Cystic fibrosis (also known as CF for short or mucoviscidosis[1]) is an inherited chronic illness that affects the lungs and digestive systems of certain people. It is estimated that cystic fibrosis affects 30,000 children in the United States and about 70,000 worldwide.[2]
Description[]
Cystic fibrosis is caused by a defective gene, called the cystic fibrosis transmembrane conductance regulator (CFTR gene), which causes the body to produce unusually thick and sticky mucus which clogs the affected's lungs and leads to life-threatening lung infections and other lung related complications. It also affects the pancreas by obstructing it and stops enzymes from digesting and absorbing food taken into the body.[2]
Cystic fibrosis is inherited from the patient's parents. In order to have the disease, a person must inherit two copies of the defective CFTR gene. If both parents are carriers of the disease, their child has a 25% chance of receiving the disease, a 50% chance of becoming a carrier, and a 25% chance of never having either cystic fibrosis or the defective gene.[3]
Symptoms[]
Cystic fibrosis carries with it several common symptoms including salty-tasting skin, persistent coughing (characterized by phlegm), frequent lung infections, shortness of breath, poor weight gain and stunted growth despite a healthy appetite, and frequent greasy, bulky, stool which makes bowel movements difficult.[2]
Diagnosis[]
Around 1,000 new cases of cystic fibrosis are diagnosed each year. More than 70% of these patients are diagnosed by age two.[2] Newborns can also be diagnosed with cystic fibrosis through newborn screening.

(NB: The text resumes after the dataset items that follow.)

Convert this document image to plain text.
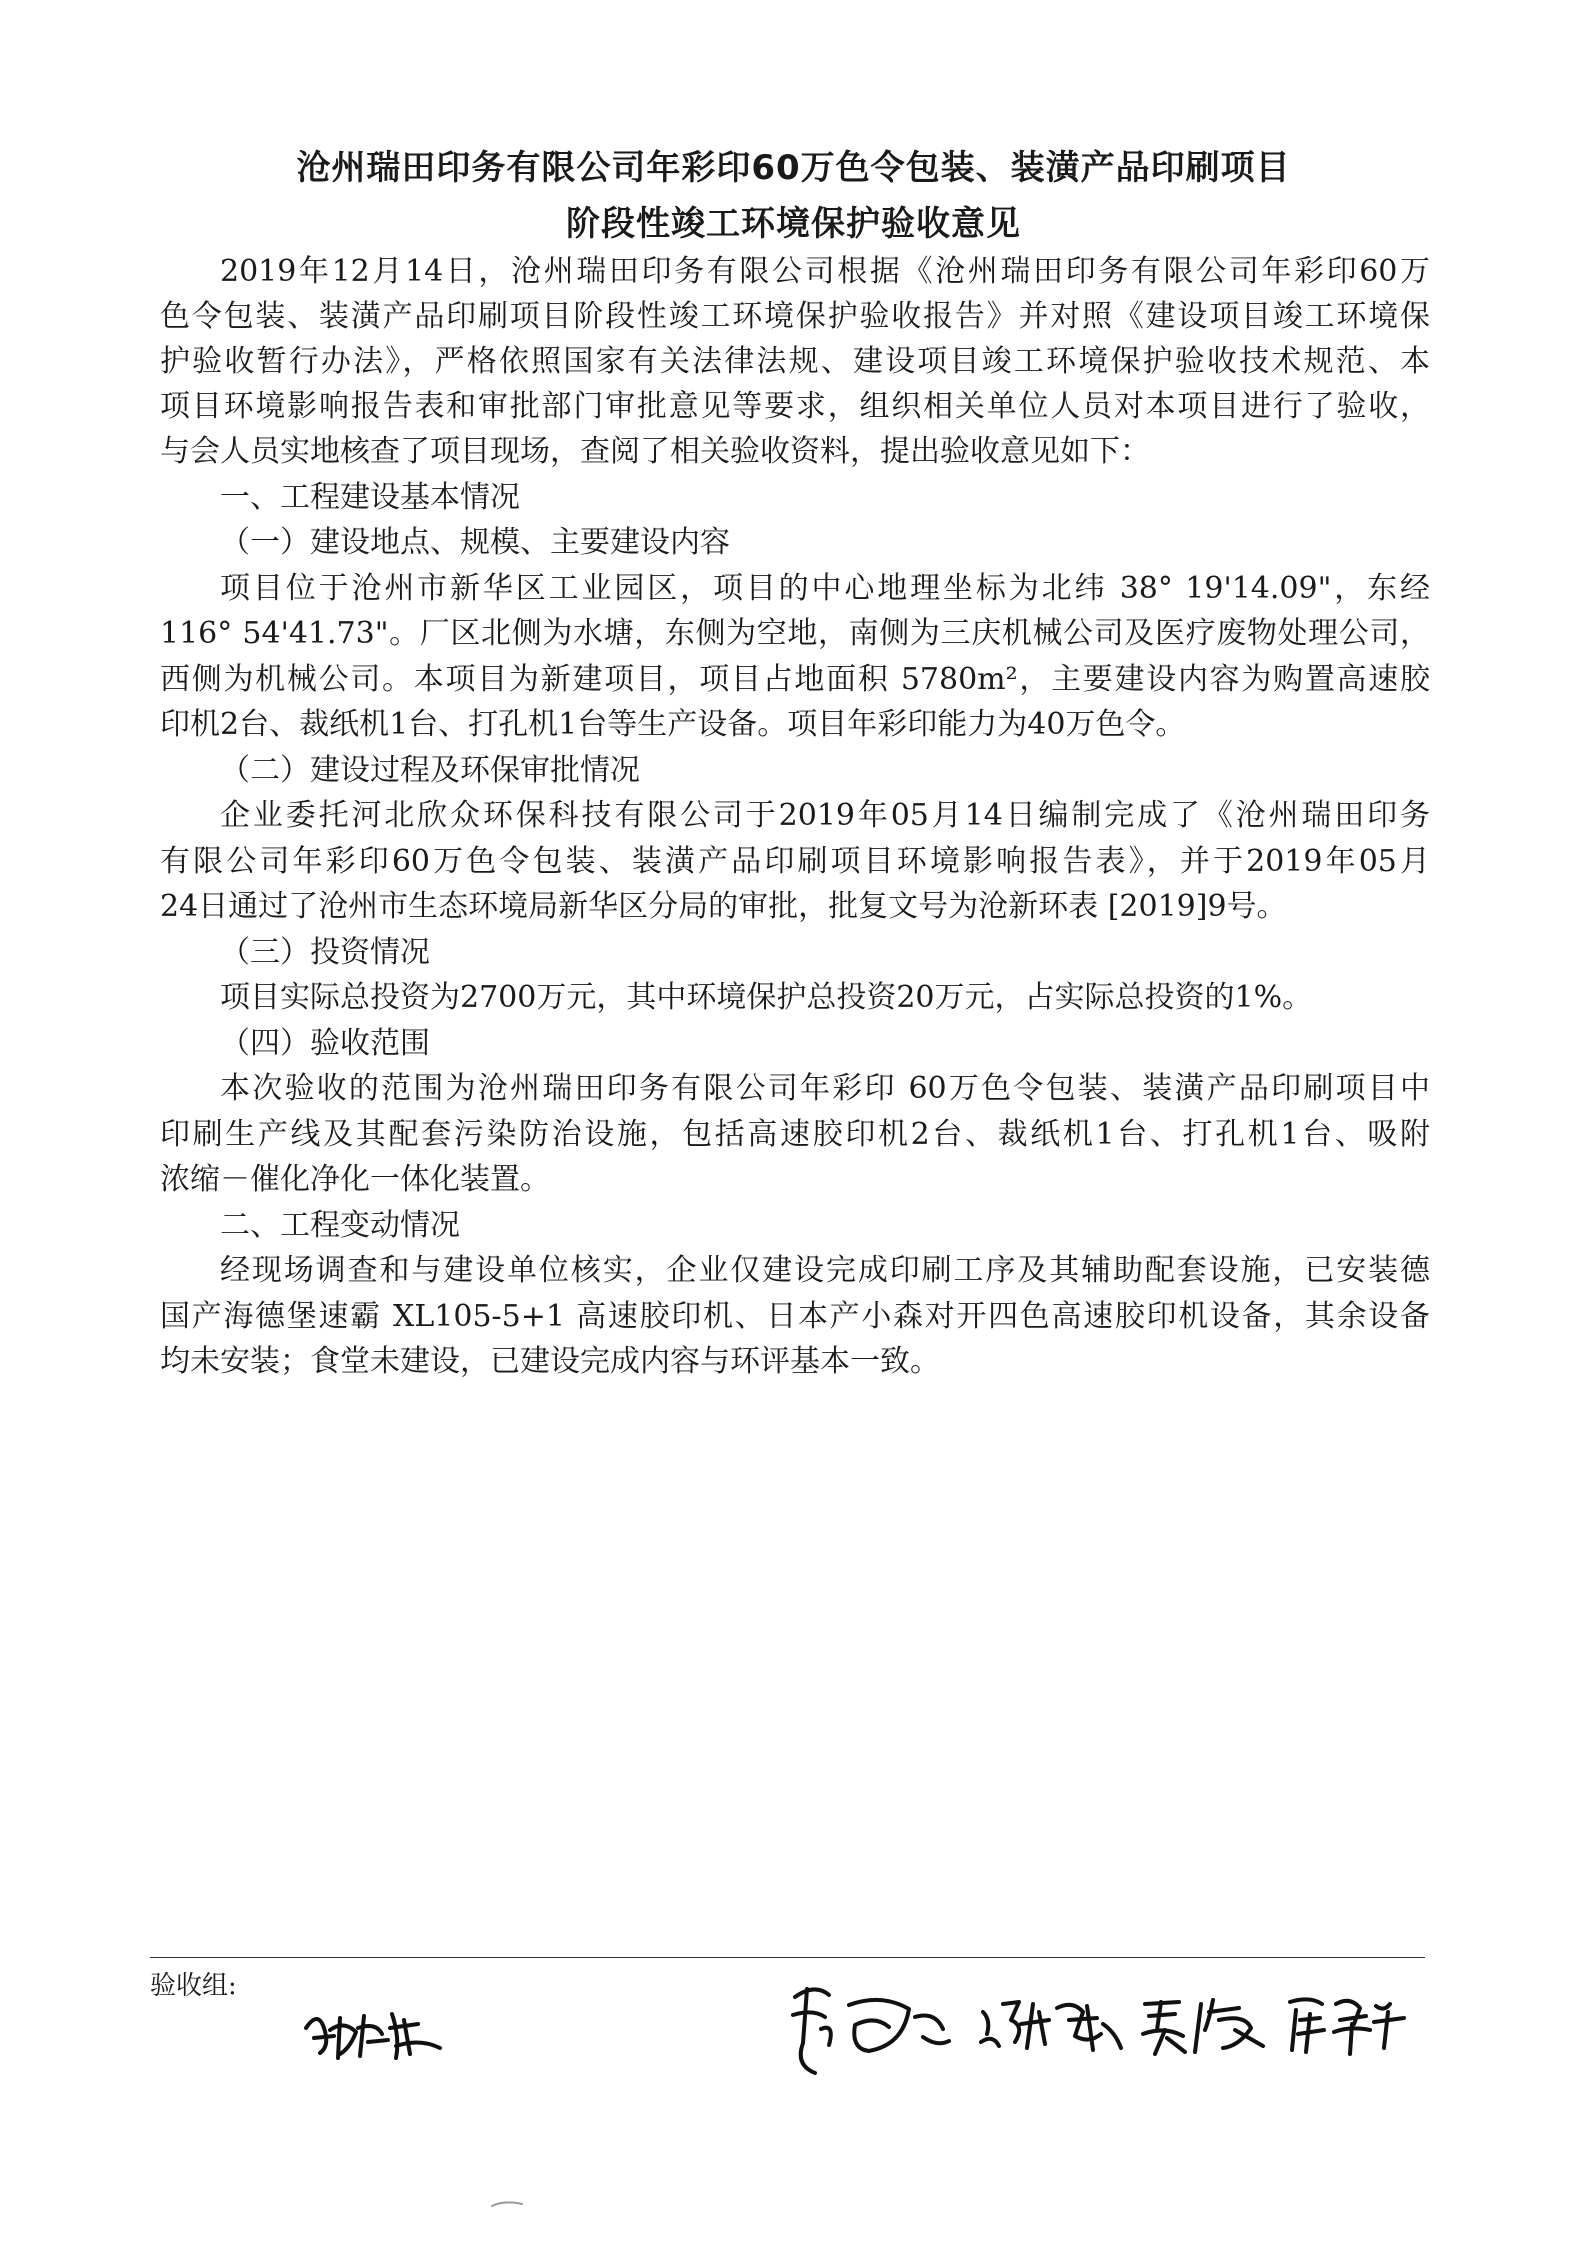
沧州瑞田印务有限公司年彩印60万色令包装、装潢产品印刷项目
阶段性竣工环境保护验收意见
2019年12月14日，沧州瑞田印务有限公司根据《沧州瑞田印务有限公司年彩印60万
色令包装、装潢产品印刷项目阶段性竣工环境保护验收报告》并对照《建设项目竣工环境保
护验收暂行办法》，严格依照国家有关法律法规、建设项目竣工环境保护验收技术规范、本
项目环境影响报告表和审批部门审批意见等要求，组织相关单位人员对本项目进行了验收，
与会人员实地核查了项目现场，查阅了相关验收资料，提出验收意见如下：
一、工程建设基本情况
（一）建设地点、规模、主要建设内容
项目位于沧州市新华区工业园区，项目的中心地理坐标为北纬 38° 19'14.09"，东经
116° 54'41.73"。厂区北侧为水塘，东侧为空地，南侧为三庆机械公司及医疗废物处理公司，
西侧为机械公司。本项目为新建项目，项目占地面积 5780m²，主要建设内容为购置高速胶
印机2台、裁纸机1台、打孔机1台等生产设备。项目年彩印能力为40万色令。
（二）建设过程及环保审批情况
企业委托河北欣众环保科技有限公司于2019年05月14日编制完成了《沧州瑞田印务
有限公司年彩印60万色令包装、装潢产品印刷项目环境影响报告表》，并于2019年05月
24日通过了沧州市生态环境局新华区分局的审批，批复文号为沧新环表 [2019]9号。
（三）投资情况
项目实际总投资为2700万元，其中环境保护总投资20万元，占实际总投资的1%。
（四）验收范围
本次验收的范围为沧州瑞田印务有限公司年彩印 60万色令包装、装潢产品印刷项目中
印刷生产线及其配套污染防治设施，包括高速胶印机2台、裁纸机1台、打孔机1台、吸附
浓缩－催化净化一体化装置。
二、工程变动情况
经现场调查和与建设单位核实，企业仅建设完成印刷工序及其辅助配套设施，已安装德
国产海德堡速霸 XL105-5+1 高速胶印机、日本产小森对开四色高速胶印机设备，其余设备
均未安装；食堂未建设，已建设完成内容与环评基本一致。
验收组:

Doctors who notice the symptoms of cystic fibrosis in a newborn child or an infant will often order a sweat test or a genetic test to confirm or deny the diagnosis.[3]
Improvements in Care[]
While cystic fibrosis remains a terminal illness, the means by which it is treated has significantly improved since it's inception. For example, in the 1950's, very few children with cystic fibrosis lived until they reached elementary school. In the present day, however, medical advances due to extensive research on improved treatments has extended the life span of cystic fibrosis patients significantly, with many patients now being able to live well into their thirties and forties and even beyond in some cases.[2]
Trivia[]
- More than 45% of the CF patient population is 18 years or older.[2]